The analysis of data generated by microarray technology is very useful to understand how the genetic information becomes functional gene products. Biclustering algorithms can determine a group of genes which are co-expressed under a set of experimental conditions. Recently, new biclustering methods based on metaheuristics have been proposed. Most of them use the Mean Squared Residue as merit function but interesting and relevant patterns from a biological point of view such as shifting and scaling patterns may not be detected using this measure. However, it is important to discover this type of patterns since commonly the genes can present a similar behavior although their expression levels vary in different ranges or magnitudes.

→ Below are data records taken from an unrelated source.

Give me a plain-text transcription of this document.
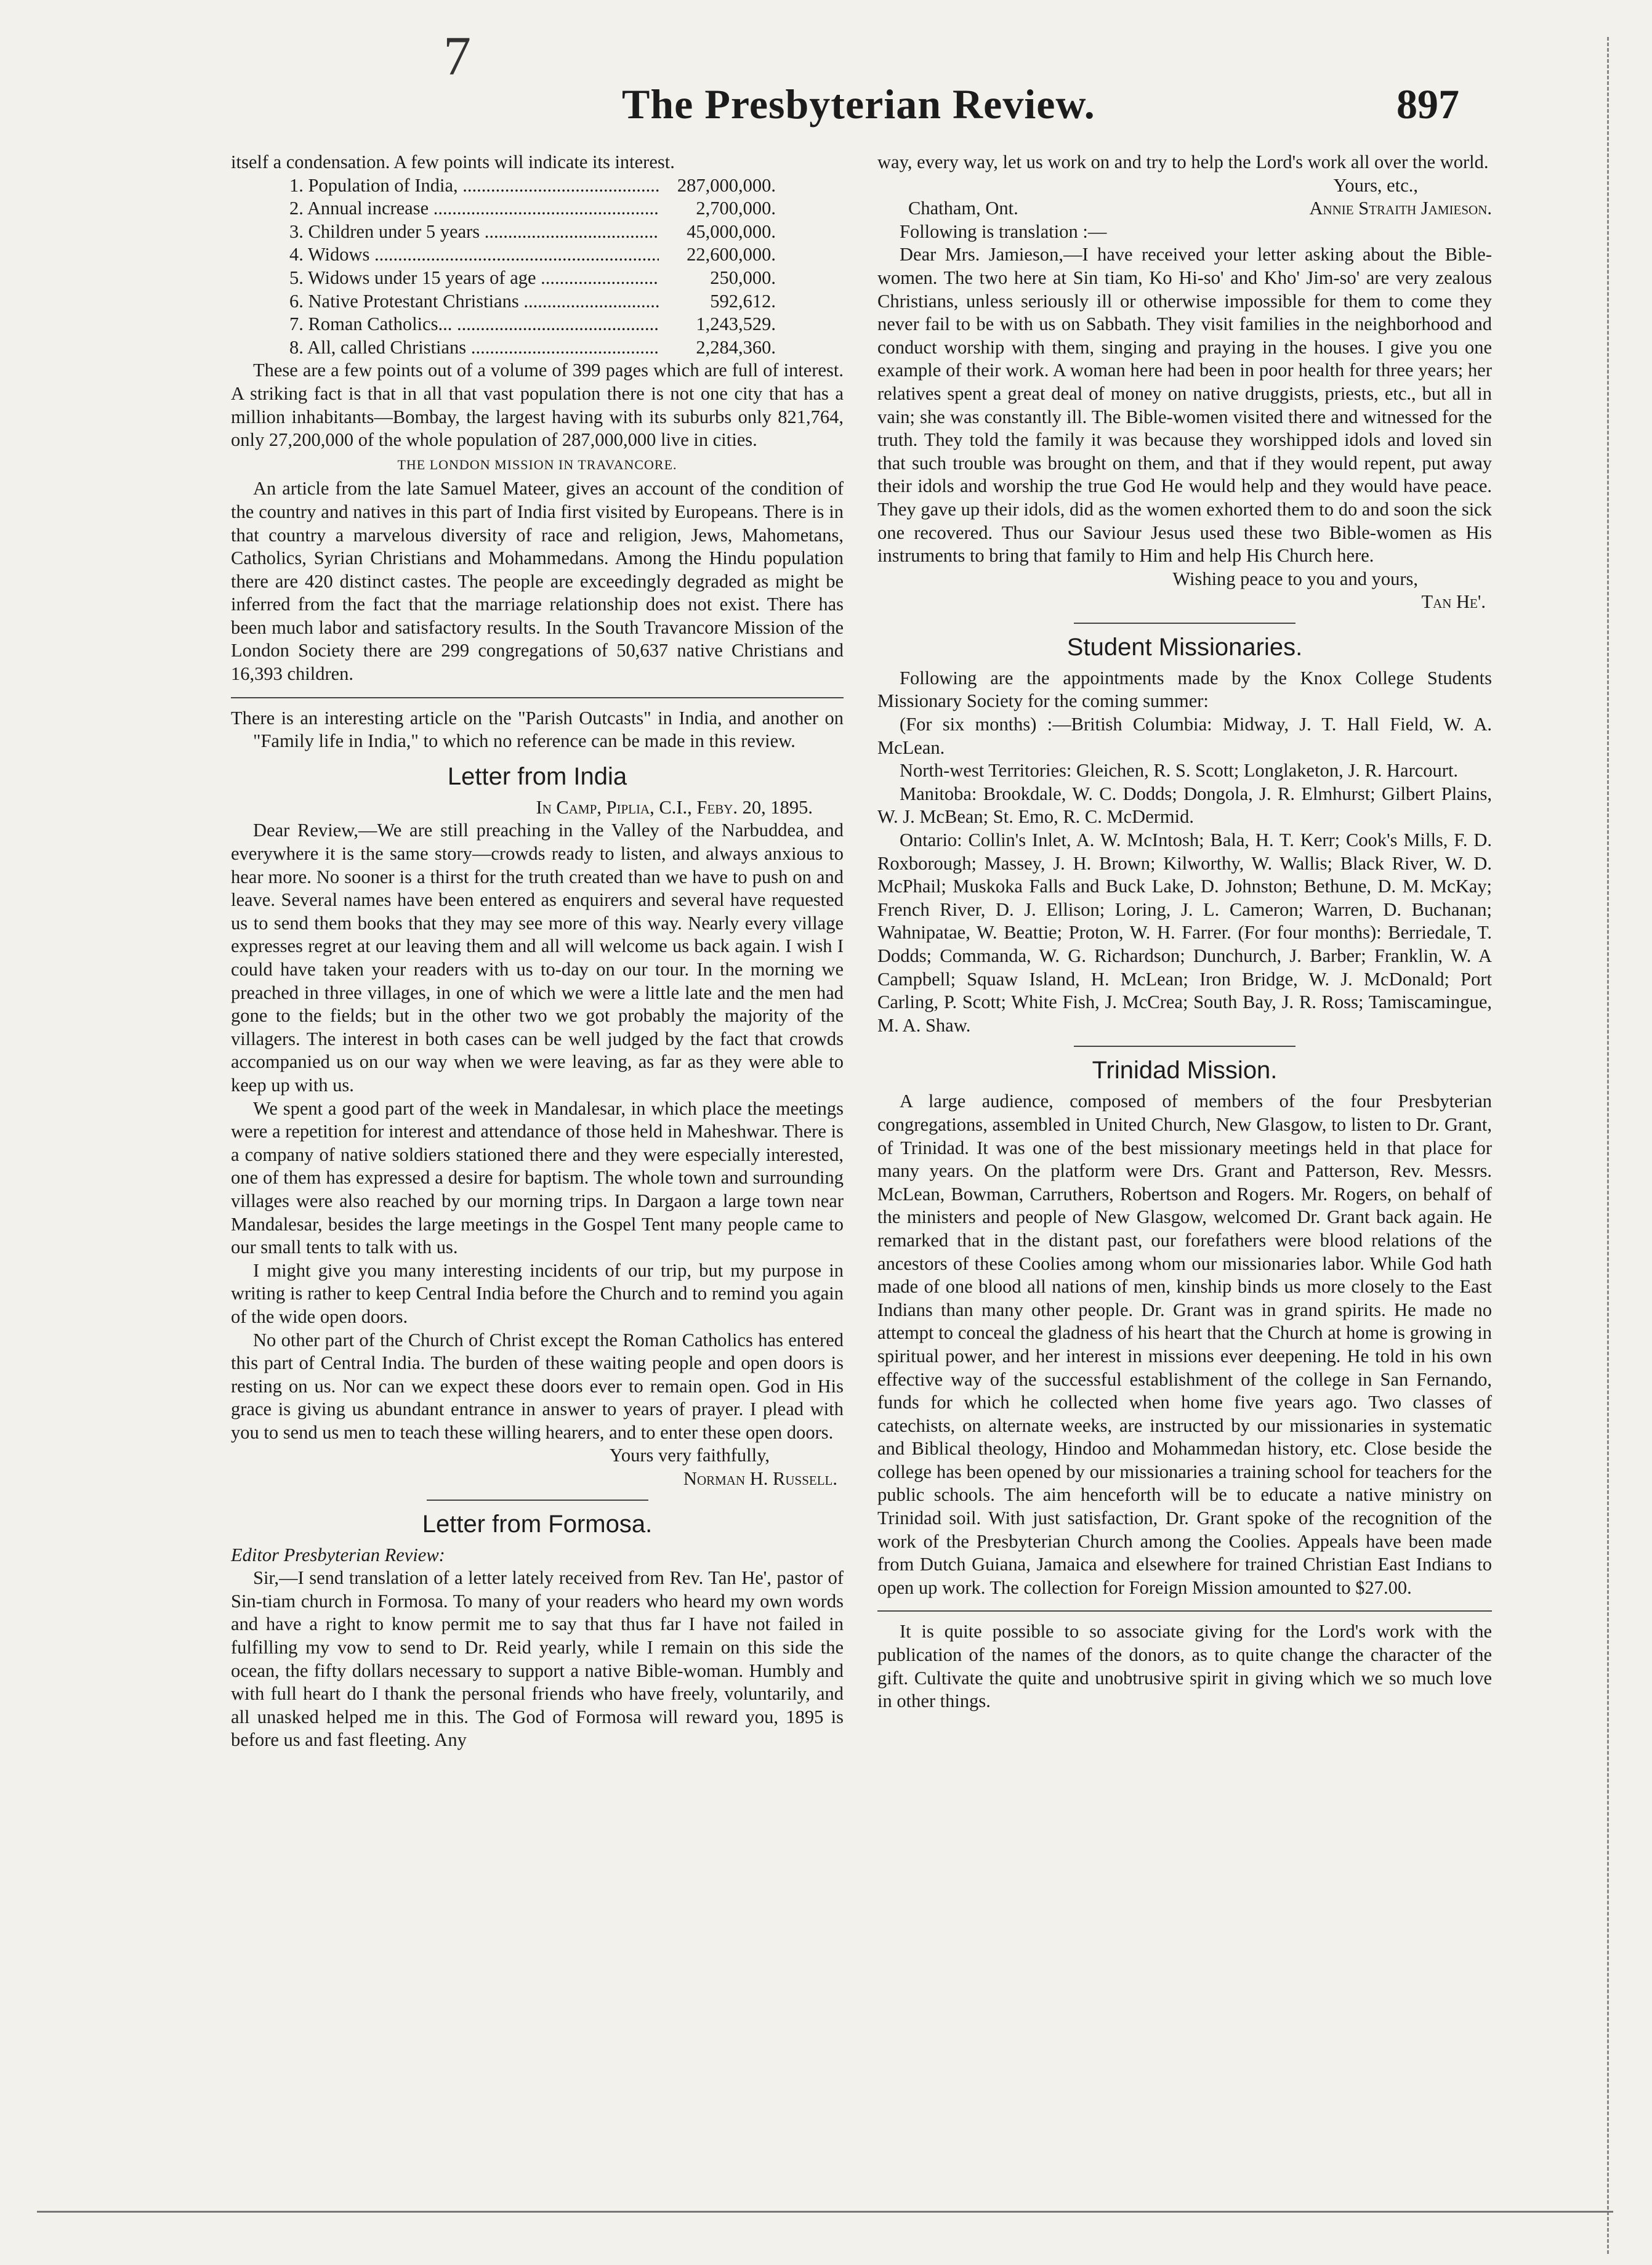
7
The Presbyterian Review.	897

itself a condensation. A few points will indicate its interest.

1. Population of India, .....	287,000,000.
2. Annual increase .....	2,700,000.
3. Children under 5 years .....	45,000,000.
4. Widows .....	22,600,000.
5. Widows under 15 years of age .....	250,000.
6. Native Protestant Christians .....	592,612.
7. Roman Catholics... .....	1,243,529.
8. All, called Christians .....	2,284,360.

These are a few points out of a volume of 399 pages which are full of interest. A striking fact is that in all that vast population there is not one city that has a million inhabitants—Bombay, the largest having with its suburbs only 821,764, only 27,200,000 of the whole population of 287,000,000 live in cities.

THE LONDON MISSION IN TRAVANCORE.

An article from the late Samuel Mateer, gives an account of the condition of the country and natives in this part of India first visited by Europeans. There is in that country a marvelous diversity of race and religion, Jews, Mahometans, Catholics, Syrian Christians and Mohammedans. Among the Hindu population there are 420 distinct castes. The people are exceedingly degraded as might be inferred from the fact that the marriage relationship does not exist. There has been much labor and satisfactory results. In the South Travancore Mission of the London Society there are 299 congregations of 50,637 native Christians and 16,393 children.

There is an interesting article on the "Parish Outcasts" in India, and another on "Family life in India," to which no reference can be made in this review.

Letter from India
In Camp, Piplia, C.I., Feby. 20, 1895.

Dear Review,—We are still preaching in the Valley of the Narbuddea, and everywhere it is the same story—crowds ready to listen, and always anxious to hear more. No sooner is a thirst for the truth created than we have to push on and leave. Several names have been entered as enquirers and several have requested us to send them books that they may see more of this way. Nearly every village expresses regret at our leaving them and all will welcome us back again. I wish I could have taken your readers with us to-day on our tour. In the morning we preached in three villages, in one of which we were a little late and the men had gone to the fields; but in the other two we got probably the majority of the villagers. The interest in both cases can be well judged by the fact that crowds accompanied us on our way when we were leaving, as far as they were able to keep up with us.

We spent a good part of the week in Mandalesar, in which place the meetings were a repetition for interest and attendance of those held in Maheshwar. There is a company of native soldiers stationed there and they were especially interested, one of them has expressed a desire for baptism. The whole town and surrounding villages were also reached by our morning trips. In Dargaon a large town near Mandalesar, besides the large meetings in the Gospel Tent many people came to our small tents to talk with us.

I might give you many interesting incidents of our trip, but my purpose in writing is rather to keep Central India before the Church and to remind you again of the wide open doors.

No other part of the Church of Christ except the Roman Catholics has entered this part of Central India. The burden of these waiting people and open doors is resting on us. Nor can we expect these doors ever to remain open. God in His grace is giving us abundant entrance in answer to years of prayer. I plead with you to send us men to teach these willing hearers, and to enter these open doors.

Yours very faithfully,
Norman H. Russell.
Letter from Formosa.

Editor Presbyterian Review:

Sir,—I send translation of a letter lately received from Rev. Tan He', pastor of Sin-tiam church in Formosa. To many of your readers who heard my own words and have a right to know permit me to say that thus far I have not failed in fulfilling my vow to send to Dr. Reid yearly, while I remain on this side the ocean, the fifty dollars necessary to support a native Bible-woman. Humbly and with full heart do I thank the personal friends who have freely, voluntarily, and all unasked helped me in this. The God of Formosa will reward you, 1895 is before us and fast fleeting. Any

way, every way, let us work on and try to help the Lord's work all over the world.

Yours, etc.,
Chatham, Ont.	Annie Straith Jamieson.

Following is translation :—

Dear Mrs. Jamieson,—I have received your letter asking about the Bible-women. The two here at Sin tiam, Ko Hi-so' and Kho' Jim-so' are very zealous Christians, unless seriously ill or otherwise impossible for them to come they never fail to be with us on Sabbath. They visit families in the neighborhood and conduct worship with them, singing and praying in the houses. I give you one example of their work. A woman here had been in poor health for three years; her relatives spent a great deal of money on native druggists, priests, etc., but all in vain; she was constantly ill. The Bible-women visited there and witnessed for the truth. They told the family it was because they worshipped idols and loved sin that such trouble was brought on them, and that if they would repent, put away their idols and worship the true God He would help and they would have peace. They gave up their idols, did as the women exhorted them to do and soon the sick one recovered. Thus our Saviour Jesus used these two Bible-women as His instruments to bring that family to Him and help His Church here.

Wishing peace to you and yours,
Tan He'.
Student Missionaries.

Following are the appointments made by the Knox College Students Missionary Society for the coming summer:

(For six months) :—British Columbia: Midway, J. T. Hall Field, W. A. McLean.

North-west Territories: Gleichen, R. S. Scott; Longlaketon, J. R. Harcourt.

Manitoba: Brookdale, W. C. Dodds; Dongola, J. R. Elmhurst; Gilbert Plains, W. J. McBean; St. Emo, R. C. McDermid.

Ontario: Collin's Inlet, A. W. McIntosh; Bala, H. T. Kerr; Cook's Mills, F. D. Roxborough; Massey, J. H. Brown; Kilworthy, W. Wallis; Black River, W. D. McPhail; Muskoka Falls and Buck Lake, D. Johnston; Bethune, D. M. McKay; French River, D. J. Ellison; Loring, J. L. Cameron; Warren, D. Buchanan; Wahnipatae, W. Beattie; Proton, W. H. Farrer. (For four months): Berriedale, T. Dodds; Commanda, W. G. Richardson; Dunchurch, J. Barber; Franklin, W. A Campbell; Squaw Island, H. McLean; Iron Bridge, W. J. McDonald; Port Carling, P. Scott; White Fish, J. McCrea; South Bay, J. R. Ross; Tamiscamingue, M. A. Shaw.

Trinidad Mission.

A large audience, composed of members of the four Presbyterian congregations, assembled in United Church, New Glasgow, to listen to Dr. Grant, of Trinidad. It was one of the best missionary meetings held in that place for many years. On the platform were Drs. Grant and Patterson, Rev. Messrs. McLean, Bowman, Carruthers, Robertson and Rogers. Mr. Rogers, on behalf of the ministers and people of New Glasgow, welcomed Dr. Grant back again. He remarked that in the distant past, our forefathers were blood relations of the ancestors of these Coolies among whom our missionaries labor. While God hath made of one blood all nations of men, kinship binds us more closely to the East Indians than many other people. Dr. Grant was in grand spirits. He made no attempt to conceal the gladness of his heart that the Church at home is growing in spiritual power, and her interest in missions ever deepening. He told in his own effective way of the successful establishment of the college in San Fernando, funds for which he collected when home five years ago. Two classes of catechists, on alternate weeks, are instructed by our missionaries in systematic and Biblical theology, Hindoo and Mohammedan history, etc. Close beside the college has been opened by our missionaries a training school for teachers for the public schools. The aim henceforth will be to educate a native ministry on Trinidad soil. With just satisfaction, Dr. Grant spoke of the recognition of the work of the Presbyterian Church among the Coolies. Appeals have been made from Dutch Guiana, Jamaica and elsewhere for trained Christian East Indians to open up work. The collection for Foreign Mission amounted to $27.00.

It is quite possible to so associate giving for the Lord's work with the publication of the names of the donors, as to quite change the character of the gift. Cultivate the quite and unobtrusive spirit in giving which we so much love in other things.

Scatter Search is an evolutionary technique that is based on the evolution of a small set of solutions which are chosen according to quality and diversity criteria. This paper presents a Scatter Search with the aim of finding biclusters from gene expression data. In this algorithm the proposed fitness function is based on the linear correlation among genes to detect shifting and scaling patterns from genes and an improvement method is included in order to select just positively correlated genes.
The proposed algorithm has been tested with three real data sets such as Yeast Cell Cycle dataset, human B-cells lymphoma dataset and Yeast Stress dataset, finding a remarkable number of biclusters with shifting and scaling patterns. In addition, the performance of the proposed method and fitness function are compared to that of CC, OPSM, ISA, BiMax, xMotifs and Samba using Gene the Ontology Database.
微阵列技术产生的数据的分析对于理解遗传信息如何转化为有功能的基因产物非常有用。双聚类算法可以确定一组在一组实验条件下共同表达的基因。最近,已经提出了基于元启发式的新的双聚类方法。它们中的大多数使用均方残差作为优点函数,但从生物学角度来看,有趣且相关的模式(如移位和缩放模式)可能无法使用该度量来检测到。然而,发现这种类型的模式非常重要,因为通常情况下,尽管基因在不同的范围或量级上的表达水平不同,但它们的表达水平可能存在相似的行为。
散射搜索是一种基于进化的技术,它基于根据质量和多样性标准选择的一小部分解决方案的进化。本文提出了一种用于从基因表达数据中发现双聚类的散射搜索算法。在该算法中,所提出的适应度函数基于基因之间的线性相关性,以检测基因中的移位和缩放模式,并包含一种改进方法,以选择仅正相关的基因。
该算法已在三个真实数据集(酵母细胞周期数据集、人类 B 细胞淋巴瘤数据集和酵母应激数据集)上进行了测试,发现了大量具有移位和缩放模式的双聚类。此外,还使用基因本体数据库比较了所提出的方法和适应度函数与 CC、OPSM、ISA、BiMax、xMotifs 和 Samba 的性能。